Ombre portée
12 janvier 2008
un samedi comme un autre, un lieu de conférence (... et c'est Paris qui bat ;-) ?)
billet à suivre ... (ça ne s'arrange pas)
Il annonce tout de go, qu'il ne répondra sans doute pas aux questions. C'est étonnant pour une table ronde.
D'autant que le sujet en est fort sérieux, il s'agit d'histoire et de suppressions humaines, on n'est là pour tenter d'attraper quelques bribes de compréhension. Et pour ma part je me suis inscrite comme je l'aurais fait à une journée d'études professionnelle : pour un de mes chantiers j'ai (grand) besoin d'instruction. Et puis pour ma petite vie aussi car en tant que victime potentielle qui s'en est bien tirée, j'ai quand même parfois bien envie de comprendre ce qui pousse un être humain pas nécessairement sanguinaire d'emblée, à tuer son prochain ou du moins décider qu'il peut mourir sans s'en soucier.
Il annonce d'emblée qu'il ne répondra pas et ça surprend d'autant plus que l'autre participant principal n'est pas là. Peut-être qu'il pressentait quelques difficultés.
Alors si on doit faire toute la session entre un absent et un silencieux, ça promet.
L'homme ne manque pas d'ego (il peut, vu le travail accompli). Il savoure le silence partagé qui suit sa déclaration : les uns atterrés (oh non, on va pas être venus pour rien) les autres amusés (tiens, et si finalement on riait). Puis se lance dans un numéro dont je suis incapable de démêler la part de sincérité de celle de Ils-m'ont-conviés-ils-l'auront-voulu.
Je me dis que je ne glanerai sans doute pas cet après-midi les enseignements voulus, mais ne perdrai pas mon temps. La vie m'a habituée à ce que rien ne se passe comme prévu, j'ai donc appris sauf catastrophe à goûter les instants déviés. Ce sont souvent les plus forts.
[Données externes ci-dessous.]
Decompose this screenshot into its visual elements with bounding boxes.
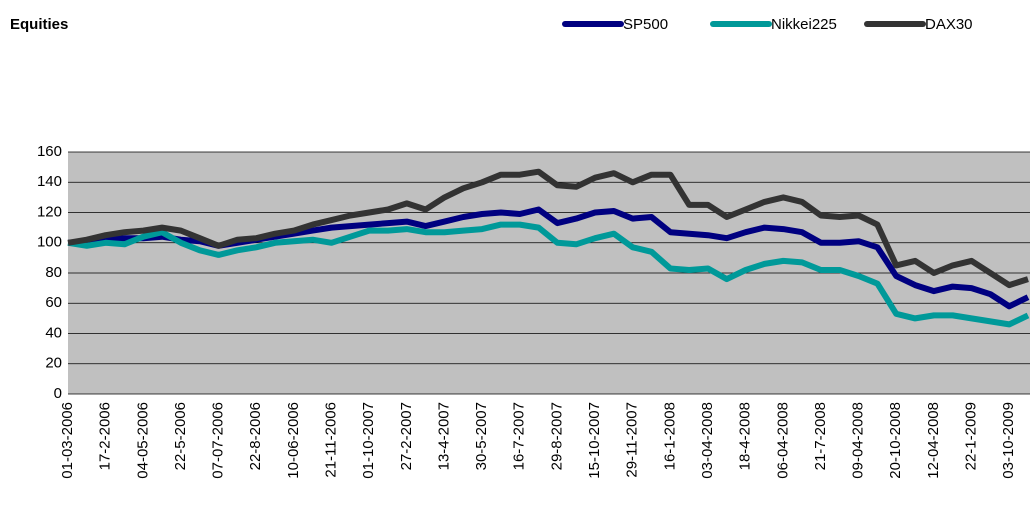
y-tick-label: 80 <box>45 264 62 281</box>
y-tick-label: 120 <box>37 203 62 220</box>
x-tick-label: 18-4-2008 <box>737 402 754 470</box>
x-tick-label: 21-11-2006 <box>322 402 339 478</box>
y-tick-label: 60 <box>45 294 62 311</box>
legend-label: SP500 <box>623 16 668 33</box>
x-tick-label: 22-8-2006 <box>247 402 264 470</box>
x-tick-label: 29-8-2007 <box>548 402 565 470</box>
x-tick-label: 04-05-2006 <box>134 402 151 479</box>
y-tick-label: 0 <box>54 385 62 402</box>
chart-title: Equities <box>10 16 68 33</box>
y-tick-label: 100 <box>37 234 62 251</box>
y-tick-label: 40 <box>45 324 62 341</box>
x-tick-label: 15-10-2007 <box>586 402 603 479</box>
y-tick-label: 20 <box>45 355 62 372</box>
x-tick-label: 22-1-2009 <box>962 402 979 470</box>
x-tick-label: 20-10-2008 <box>887 402 904 479</box>
x-tick-label: 21-7-2008 <box>812 402 829 470</box>
x-tick-label: 10-06-2006 <box>285 402 302 479</box>
x-tick-label: 17-2-2006 <box>97 402 114 470</box>
y-tick-label: 140 <box>37 173 62 190</box>
x-tick-label: 07-07-2006 <box>210 402 227 479</box>
series-line <box>67 221 1030 328</box>
x-tick-label: 03-10-2009 <box>1000 402 1017 479</box>
y-tick-label: 160 <box>37 143 62 160</box>
x-tick-label: 03-04-2008 <box>699 402 716 479</box>
x-tick-label: 29-11-2007 <box>624 402 641 478</box>
x-tick-label: 13-4-2007 <box>435 402 452 470</box>
legend-label: DAX30 <box>925 16 973 33</box>
x-tick-label: 27-2-2007 <box>398 402 415 470</box>
x-tick-label: 12-04-2008 <box>925 402 942 479</box>
x-tick-label: 01-10-2007 <box>360 402 377 479</box>
x-tick-label: 30-5-2007 <box>473 402 490 470</box>
x-tick-label: 22-5-2006 <box>172 402 189 470</box>
x-tick-label: 16-1-2008 <box>661 402 678 470</box>
series-line <box>67 168 1029 289</box>
x-tick-label: 09-04-2008 <box>850 402 867 479</box>
legend-label: Nikkei225 <box>771 16 837 33</box>
x-tick-label: 06-04-2008 <box>774 402 791 479</box>
x-tick-label: 16-7-2007 <box>511 402 528 470</box>
x-tick-label: 01-03-2006 <box>59 402 76 479</box>
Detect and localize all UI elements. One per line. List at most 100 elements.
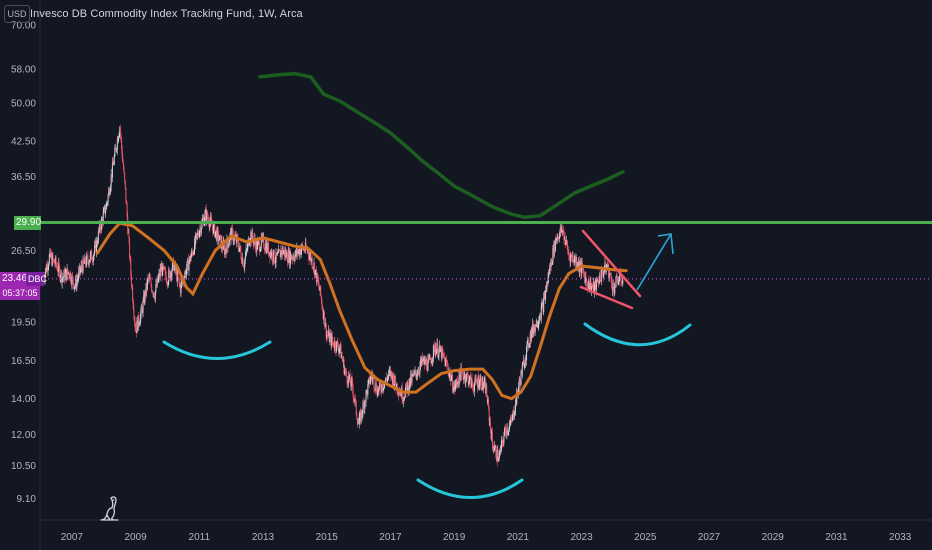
- right-shoulder-arc[interactable]: [583, 322, 692, 347]
- candle-body-248: [194, 239, 196, 244]
- candle-body-322: [239, 245, 241, 251]
- candle-body-777: [518, 379, 520, 387]
- candle-body-466: [328, 330, 330, 336]
- candle-body-281: [214, 231, 216, 237]
- candle-body-377: [273, 249, 275, 262]
- candle-body-147: [132, 301, 134, 309]
- candle-body-933: [614, 286, 616, 294]
- candle-body-782: [521, 365, 523, 376]
- time-axis[interactable]: 2007 2009 2011 2013 2015 2017 2019 2021 2023 2025…: [61, 532, 912, 543]
- candle-body-324: [241, 258, 243, 264]
- left-shoulder-arc[interactable]: [162, 340, 272, 360]
- candle-body-432: [307, 250, 309, 252]
- candle-body-552: [380, 389, 382, 392]
- candle-body-70: [85, 264, 87, 266]
- candle-body-164: [143, 295, 145, 302]
- candle-body-421: [300, 249, 302, 254]
- price-axis[interactable]: 70.00 58.00 50.00 42.50 36.50 26.50 19.50 16.50…: [11, 21, 36, 506]
- candle-body-550: [379, 381, 381, 385]
- candle-body-844: [559, 227, 561, 233]
- candle-body-496: [346, 376, 348, 383]
- candle-body-934: [614, 286, 616, 288]
- candle-body-622: [423, 358, 425, 365]
- candle-body-693: [467, 374, 469, 376]
- candle-body-936: [616, 276, 618, 277]
- candle-body-42: [68, 272, 70, 276]
- candle-body-637: [432, 345, 434, 358]
- last-price-value: 23.46: [0, 271, 28, 286]
- candle-body-760: [508, 430, 510, 431]
- candle-body-189: [158, 272, 160, 278]
- candle-body-488: [341, 355, 343, 359]
- falling-wedge-lower-line[interactable]: [579, 285, 634, 310]
- candle-body-35: [64, 270, 66, 281]
- head-arc[interactable]: [416, 478, 524, 499]
- candle-body-932: [613, 286, 615, 294]
- candle-body-706: [475, 377, 477, 379]
- candle-body-342: [252, 231, 254, 239]
- candle-body-168: [145, 283, 147, 296]
- candle-body-807: [537, 325, 539, 327]
- candle-body-187: [157, 278, 159, 282]
- currency-button[interactable]: USD: [4, 5, 30, 23]
- candle-body-38: [65, 269, 67, 280]
- candle-body-44: [69, 273, 71, 279]
- candle-body-704: [473, 384, 475, 392]
- candle-body-881: [582, 267, 584, 269]
- candle-body-763: [510, 419, 512, 424]
- candle-body-598: [409, 378, 411, 388]
- candle-body-915: [603, 272, 605, 277]
- candle-body-584: [400, 392, 402, 397]
- candle-body-636: [432, 357, 434, 362]
- candle-body-560: [385, 377, 387, 380]
- price-tick-label-8: 14.00: [11, 394, 36, 405]
- candle-body-617: [420, 359, 422, 364]
- candle-body-14: [51, 254, 53, 266]
- candle-body-7: [46, 265, 48, 271]
- time-tick-label-10: 2027: [698, 532, 721, 543]
- candle-body-554: [382, 384, 384, 390]
- candle-body-232: [184, 270, 186, 276]
- candle-body-853: [565, 243, 567, 245]
- candle-body-641: [435, 348, 437, 355]
- candle-body-492: [344, 369, 346, 374]
- candle-body-646: [438, 349, 440, 356]
- candle-body-433: [307, 250, 309, 256]
- candle-body-521: [361, 413, 363, 415]
- candle-body-254: [198, 235, 200, 237]
- candle-body-759: [507, 430, 509, 433]
- price-tick-label-11: 9.10: [17, 494, 37, 505]
- candle-body-64: [81, 268, 83, 273]
- candle-body-87: [95, 240, 97, 252]
- candle-body-344: [253, 241, 255, 245]
- candle-body-297: [224, 248, 226, 256]
- candle-body-901: [594, 281, 596, 285]
- candle-body-810: [538, 319, 540, 321]
- candle-body-905: [597, 280, 599, 283]
- candle-body-476: [334, 341, 336, 349]
- projection-arrow[interactable]: [636, 233, 674, 291]
- candle-body-31: [61, 278, 63, 283]
- tradingview-dino-icon[interactable]: [98, 494, 120, 522]
- candle-body-57: [77, 278, 79, 280]
- candle-body-686: [462, 376, 464, 380]
- candle-body-427: [304, 250, 306, 252]
- candle-body-237: [187, 258, 189, 271]
- candle-body-806: [536, 320, 538, 327]
- candle-body-217: [175, 269, 177, 271]
- candle-body-520: [361, 410, 363, 415]
- candle-body-285: [217, 228, 219, 231]
- falling-wedge-upper-line[interactable]: [581, 229, 642, 298]
- candle-body-671: [453, 384, 455, 388]
- candle-body-495: [345, 371, 347, 377]
- candle-body-242: [190, 251, 192, 257]
- candle-body-443: [314, 263, 316, 276]
- candle-body-913: [602, 269, 604, 274]
- candle-body-287: [218, 240, 220, 242]
- candle-body-163: [142, 301, 144, 313]
- candle-body-431: [306, 248, 308, 252]
- candle-body-190: [159, 272, 161, 277]
- candle-body-673: [454, 385, 456, 390]
- candle-body-672: [454, 384, 456, 390]
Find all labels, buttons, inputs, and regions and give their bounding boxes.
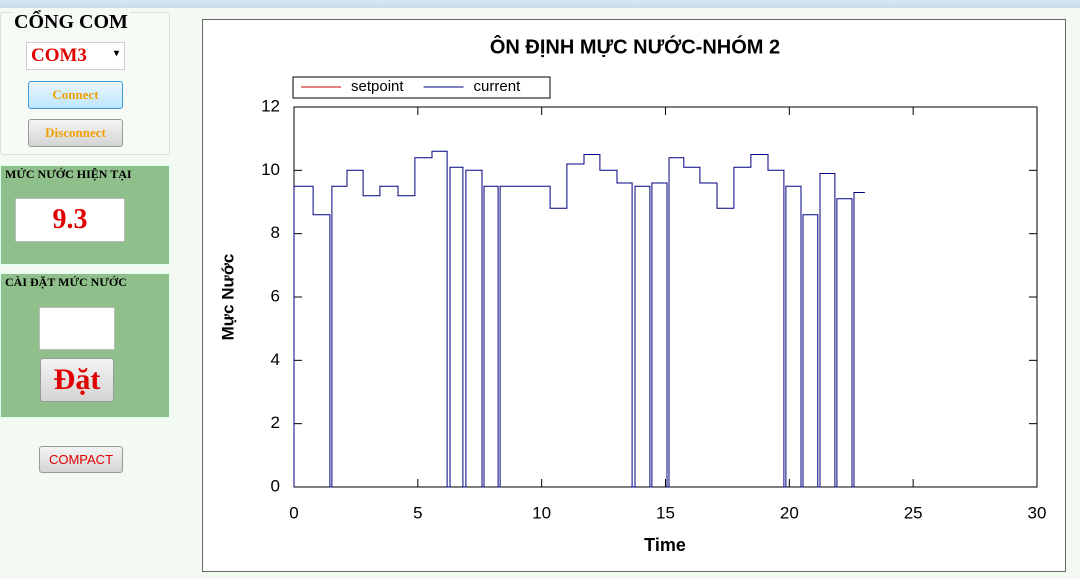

Il poursuit d'une voix pourtant peu pâteuse et tout en cohérence, par l'annonce calme qu'il est "ivre mort" après "force libations la veille au soir (1), beaucoup de violence et des réconciliations spectaculaires", sans compter une sombre histoire de fourrière dont son auto est le héros. Je songe qu'ivre ou pas il a plus de talents que la plupart des gens qui de l'exacte même anecdote auraient fait un quart d'heure d'ennui, quand lui nous offre sens, divertissement et réflexions en quelques phrases et rêve pour mon propre compte de telles retrouvailles.
Et puis peu à peu au moment où l'on pouvait se croire partis pour une longue et spirituelle causerie post-prandiale, voilà qu'il raccroche son anecdote au thème, et revient pile dans les clous du profond respect qu'envers les victimes et les survivants visiblement il éprouve. Tout se passe soudain comme si malgré tant d'années passées et de controverses, l'ombre portée des absents (assassinés ou morts de vieillesse) était plus forte que la vie d'à-présent.
Le ton change. Le thème est lancé. Il n'en sera plus dévié fors quelques fiertés d'usage.
"Many were freed only to die." (2)
(1) en l'honneur posthume de Simone de Beauvoir. Décidément ces derniers temps Simone a bon dos . J'espère bien qu'elle en rit de là-haut (après tout).
(2) commentaire (un des) du film "Death mills", et qui m'est resté.